Le point de départ est ancré dans l’actualité : un extrait du discours prononcé par Vladimir Poutine lors du lancement de « l’opération spéciale » contre l’Ukraine le 24 février 2022. Mais élargissant sa focale au maximum, Ariane Mnouchkine remonte, en une vingtaine de tableaux, aux origines du conflit, jusqu’au lieu où « sont les dragons », dans la révolution soviétique de 1917. Tous ces tableaux sont précisément datés et titrés, attestant de la véracité des faits. Plus que de fresque, il convient de parler ici de grand livre d’images en une vingtaine de tableaux très (parfois trop) pédagogiques à l’adresse surtout des jeunes générations. Avec pour but d’interroger la naissance des totalitarismes et des impérialismes destructeurs et homicides du XXe siècle. Le point de vue est humaniste, tendance social-démocrate.

Coproduit par le TNP - Villeurbanne, le spectacle reste dans l’esprit d’un théâtre populaire, marque de fabrique de la maison, façonné par les artisanats traditionnels qui composent les équipes du Théâtre du Soleil. Outre ses techniques scéniques habituelles : masques qui donnent aux personnages des allures de pantins, toiles de fond de scène, éléments de décors facilement escamotables par les acteurs…, la troupe recourt aussi à des technologies plus contemporaines : vidéo, bande-son, sur-titrage et projections, mais à faible dose. Polyphonique (au sens propre du terme), le spectacle est en langue russe, anglaise, allemande, ukrainienne… le tout dûment surtitré.

Inspirée de faits réels, la pièce est le fruit d’un travail documentaire colossal et très fouillé qui puise dans les livres d’histoire, les discours, les lettres, extraits de presse, journaux intimes, films et documents en tous genres. La gageure est ici de trouver ce que la metteure en scène appelle « l’incarnation épique », avec une gourmandise, un plaisir du théâtre insatiables. Mais sans toujours y parvenir tant les débats entre idéologues qui accaparent la scène tendent à plomber l’action.

Sur près de trois heures et en deux parties séparées par un entracte, le spectacle présente un savant dosage de scènes de débat politiques, et d’autres épiques, tragiques, comiques ou poétiques. Un personnage dans une fosse à l’avant-scène veille à ce dosage, elle s’appelle Cornélia.
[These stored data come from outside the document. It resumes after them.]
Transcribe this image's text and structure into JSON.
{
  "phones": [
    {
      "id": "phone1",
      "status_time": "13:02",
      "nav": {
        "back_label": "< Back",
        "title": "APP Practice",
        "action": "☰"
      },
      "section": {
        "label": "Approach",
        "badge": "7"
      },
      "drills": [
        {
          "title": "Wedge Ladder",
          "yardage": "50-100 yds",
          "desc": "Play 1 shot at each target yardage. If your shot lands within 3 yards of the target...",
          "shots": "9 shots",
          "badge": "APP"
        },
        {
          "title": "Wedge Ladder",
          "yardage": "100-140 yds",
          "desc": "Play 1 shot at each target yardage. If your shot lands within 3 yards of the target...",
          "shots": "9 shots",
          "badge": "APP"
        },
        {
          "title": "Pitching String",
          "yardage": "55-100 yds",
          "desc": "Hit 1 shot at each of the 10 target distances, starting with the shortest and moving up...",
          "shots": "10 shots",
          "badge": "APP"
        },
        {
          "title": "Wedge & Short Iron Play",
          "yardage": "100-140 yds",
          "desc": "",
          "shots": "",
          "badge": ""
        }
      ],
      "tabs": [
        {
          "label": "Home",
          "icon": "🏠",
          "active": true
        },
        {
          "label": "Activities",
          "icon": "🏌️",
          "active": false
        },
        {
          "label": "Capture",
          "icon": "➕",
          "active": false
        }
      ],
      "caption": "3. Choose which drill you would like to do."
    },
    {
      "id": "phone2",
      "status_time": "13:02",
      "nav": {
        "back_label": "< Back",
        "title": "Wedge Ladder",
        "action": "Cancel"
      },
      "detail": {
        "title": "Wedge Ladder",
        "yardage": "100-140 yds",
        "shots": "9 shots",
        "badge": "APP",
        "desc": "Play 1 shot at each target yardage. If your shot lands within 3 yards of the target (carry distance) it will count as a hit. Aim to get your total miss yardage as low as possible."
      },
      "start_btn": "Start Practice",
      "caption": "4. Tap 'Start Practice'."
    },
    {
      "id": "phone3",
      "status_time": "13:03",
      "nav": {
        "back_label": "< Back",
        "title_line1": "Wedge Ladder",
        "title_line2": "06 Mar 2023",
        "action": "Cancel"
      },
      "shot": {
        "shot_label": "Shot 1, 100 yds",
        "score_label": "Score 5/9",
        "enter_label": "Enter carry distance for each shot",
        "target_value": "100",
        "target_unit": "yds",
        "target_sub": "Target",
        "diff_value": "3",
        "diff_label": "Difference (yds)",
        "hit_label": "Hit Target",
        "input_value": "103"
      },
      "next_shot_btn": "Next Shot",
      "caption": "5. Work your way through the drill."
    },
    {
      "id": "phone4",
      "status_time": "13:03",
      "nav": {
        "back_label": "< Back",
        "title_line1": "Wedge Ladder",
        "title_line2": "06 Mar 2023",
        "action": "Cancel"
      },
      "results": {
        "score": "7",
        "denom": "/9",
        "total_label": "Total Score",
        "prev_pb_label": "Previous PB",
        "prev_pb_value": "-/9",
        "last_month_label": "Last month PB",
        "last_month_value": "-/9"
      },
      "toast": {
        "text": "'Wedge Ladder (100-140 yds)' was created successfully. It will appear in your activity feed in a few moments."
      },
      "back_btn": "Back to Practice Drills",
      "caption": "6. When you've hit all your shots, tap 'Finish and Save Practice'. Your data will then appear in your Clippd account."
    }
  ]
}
Elle est la personnification de la metteure en scène, grimpant avec énergie sur le plateau le cas échéant pour corriger tel ou tel défaut, ou recadrer ou tel personnage dans son élan trop bavard.

Trio de babayagas

Associées à la signature de Mnouchkine reviennent en leitmotivs un trio de babayagas, ces créatures fantastiques des contes russes, mi-sorcières mi-ogresses. Elles tiennent lieu de chœur des tragédies antiques, de nornes figurant le destin, ou encore de sorcières shakespeariennes, traversant la scène en poussant des cris d’orfraie dès qu’il est question de verser du sang. Elles apparaissent donc souvent dans cette pièce où il est beaucoup question de verser le sang, sans que celui-ci n’apparaisse jamais, Dieu merci.

En contrepoint à ces figures féminines mythiques, revient un trio lui bien humain, masculin, malfaisant et funeste, un rien caricatural : Lénine/Trosky/Staline. Malgré leurs divergences théoriques, ces trois-là sont mis dans le même sac de dictateurs en devenir. D’autres figures masculines moins célèbres mais non moins dangereuses, montrent leur soif de pouvoir, comme Félix Dzerjinski, fondateur et directeur de la Tchéka, la redoutable police politique qui instaure la « terreur rouge ».

Les débats entre ces idéologues déterminés à mettre en pratique leur théorie et à éliminer leurs opposants s’étirent parfois en longueur, sans que les enjeux apparaissent clairement. Notamment on voit mal en quoi les deux branches révolutionnaires, les bolchéviques et les mencheviks, s’opposent. Ce qui est sûr, en revanche, c’est que dès les prémices de la révolution anti-tsariste, les premiers, en réalité minoritaires, prennent le pas sur les seconds, et que rapidement ils mettent en place une dictature.

Et l’Ukraine dans tout cela ? On n’y vient qu’en deuxième partie, lorsque des débats surgissent sur l’autonomie à accorder (ou pas) aux nations qui composaient feu l’empire du tsar, comme l’Ukraine, la Pologne, les Pays baltes… Or, il apparaît très vite que cette autonomie est de façade, simple tactique pour entraîner ces nations sous la bannière révolutionnaire, quitte à écraser ensuite leurs velléités indépendantistes. C’est ce que déplore le grand poète ukrainien anarchiste Nestor Makhmo qui, dans une séquence très émouvante, dit un de ses poèmes sur l’impuissance de la parole. A quoi succède l’hilarante saynète dite Farce ukrainienne, où l’on voit Lénine dans son petit lit de fer écumer de rage en entendant la voix à la radio proclamer l’indépendance de l’Ukraine.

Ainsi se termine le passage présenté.